Dorothea Straus Reveals Intriguing Life In Memoirs

Victoria Brownworth The Baltimore Sun

“The Paper Trail”

By Dorothea Straus (Moyer Bell, 240 pp. $22.95)

As the millennium approaches, the memoir has become the trendiest of literary forms. Everybody and their dog is writing a memoir, from Generation X-ers to tortured youth to octogenarians of equally tortured longevity. Into that heralding trumpet blast comes Dorothea Straus’ collection, “The Paper Trail.”

Closer to octogenarians than to Gen-Xers, Straus has led the sort of intriguing life attendant to immense privilege; reading these reminiscences captivates. Straus is well traveled and well educated in the manner of a different era, not merely in the classics, but in literature, history, art, music, architecture and tchotchkes. That copious knowledge imbues and infuses her collection.

These are vignettes from a remarkable life most people would envy. Straus comes from an extraordinary background and has been married for more than 50 years to Roger Straus, publisher at arguably the most prestigious literary house in New York, if not the world. As a consequence of this alliance and the milieu it engendered (as well as her own considerable personal charm), Straus met and befriended some of the most important literary voices of the last six decades.

“The Paper Trail” recollects some of those legends, among them Lillian Hellman, Alberto Moravia, Edmund Wilson, Marguerite Yourcenar, Mary McCarthy, Isaac Bashevis Singer and Jerzy Kosinski. Some of the names interwoven through these pieces - more than half of which have been culled from other books by Straus - have faded with time, but most still resonate.

Straus’ style evokes a bygone era, her language lyric, her ruminations bittersweet and poetic.

She details the thunderous depression of Philip Rahv, founder of the Partisan Review, the tedious acerbity of T.S. Eliot, the queer attachment of foreign correspondent James Vincent Sheean to the Countess Tolstoy, the novelist’s emigre daughter. It’s powerful stuff (the Rahv piece is the best in the book, alone worth the hefty price).

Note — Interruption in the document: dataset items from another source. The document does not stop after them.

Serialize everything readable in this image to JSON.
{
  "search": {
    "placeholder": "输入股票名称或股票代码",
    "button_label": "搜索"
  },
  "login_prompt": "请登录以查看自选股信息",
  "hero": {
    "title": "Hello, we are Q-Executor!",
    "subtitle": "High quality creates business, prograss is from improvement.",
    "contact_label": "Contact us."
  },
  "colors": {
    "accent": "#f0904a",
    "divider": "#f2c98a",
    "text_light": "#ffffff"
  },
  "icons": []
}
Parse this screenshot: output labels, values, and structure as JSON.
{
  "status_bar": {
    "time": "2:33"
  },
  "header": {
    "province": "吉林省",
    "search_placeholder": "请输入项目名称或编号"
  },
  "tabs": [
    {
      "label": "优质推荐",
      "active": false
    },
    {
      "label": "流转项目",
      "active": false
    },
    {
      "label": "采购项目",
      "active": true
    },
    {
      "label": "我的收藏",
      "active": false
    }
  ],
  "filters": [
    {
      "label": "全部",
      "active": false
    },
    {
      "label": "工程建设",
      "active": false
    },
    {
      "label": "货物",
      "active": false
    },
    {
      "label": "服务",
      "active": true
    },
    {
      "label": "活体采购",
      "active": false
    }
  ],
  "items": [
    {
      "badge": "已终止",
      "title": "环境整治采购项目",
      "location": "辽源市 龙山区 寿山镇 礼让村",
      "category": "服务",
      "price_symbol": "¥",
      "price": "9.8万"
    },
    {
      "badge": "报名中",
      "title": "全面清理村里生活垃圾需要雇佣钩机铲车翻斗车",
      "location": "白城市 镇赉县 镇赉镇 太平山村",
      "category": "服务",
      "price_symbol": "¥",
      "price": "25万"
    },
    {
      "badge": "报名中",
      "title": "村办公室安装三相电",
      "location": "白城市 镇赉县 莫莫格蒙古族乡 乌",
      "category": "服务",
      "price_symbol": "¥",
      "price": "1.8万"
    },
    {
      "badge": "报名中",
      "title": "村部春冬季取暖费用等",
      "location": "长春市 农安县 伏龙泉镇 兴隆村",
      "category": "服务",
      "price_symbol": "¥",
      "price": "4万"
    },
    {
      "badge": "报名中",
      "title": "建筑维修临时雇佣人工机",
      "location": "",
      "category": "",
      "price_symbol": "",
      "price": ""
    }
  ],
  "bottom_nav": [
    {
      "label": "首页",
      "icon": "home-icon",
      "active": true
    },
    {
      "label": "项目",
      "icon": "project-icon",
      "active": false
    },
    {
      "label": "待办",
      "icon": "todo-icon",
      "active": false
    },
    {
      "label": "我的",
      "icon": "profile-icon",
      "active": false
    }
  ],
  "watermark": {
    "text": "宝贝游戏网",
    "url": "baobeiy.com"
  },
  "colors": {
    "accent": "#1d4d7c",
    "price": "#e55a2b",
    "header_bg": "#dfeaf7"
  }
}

A fascinating and sometimes annoying book (Straus rarely mentions dates, and many readers will be left confused by her segues), “The Paper Trail” details a time gone by, when the likes of McCarthy, Rahv and other literary lights engaged in literary debates that became the stuff of history. Straus conveys the drama of those times - the myriad broken marriages, phenomenal drunkenness, bitter political battles - while invoking her own stark nostalgia.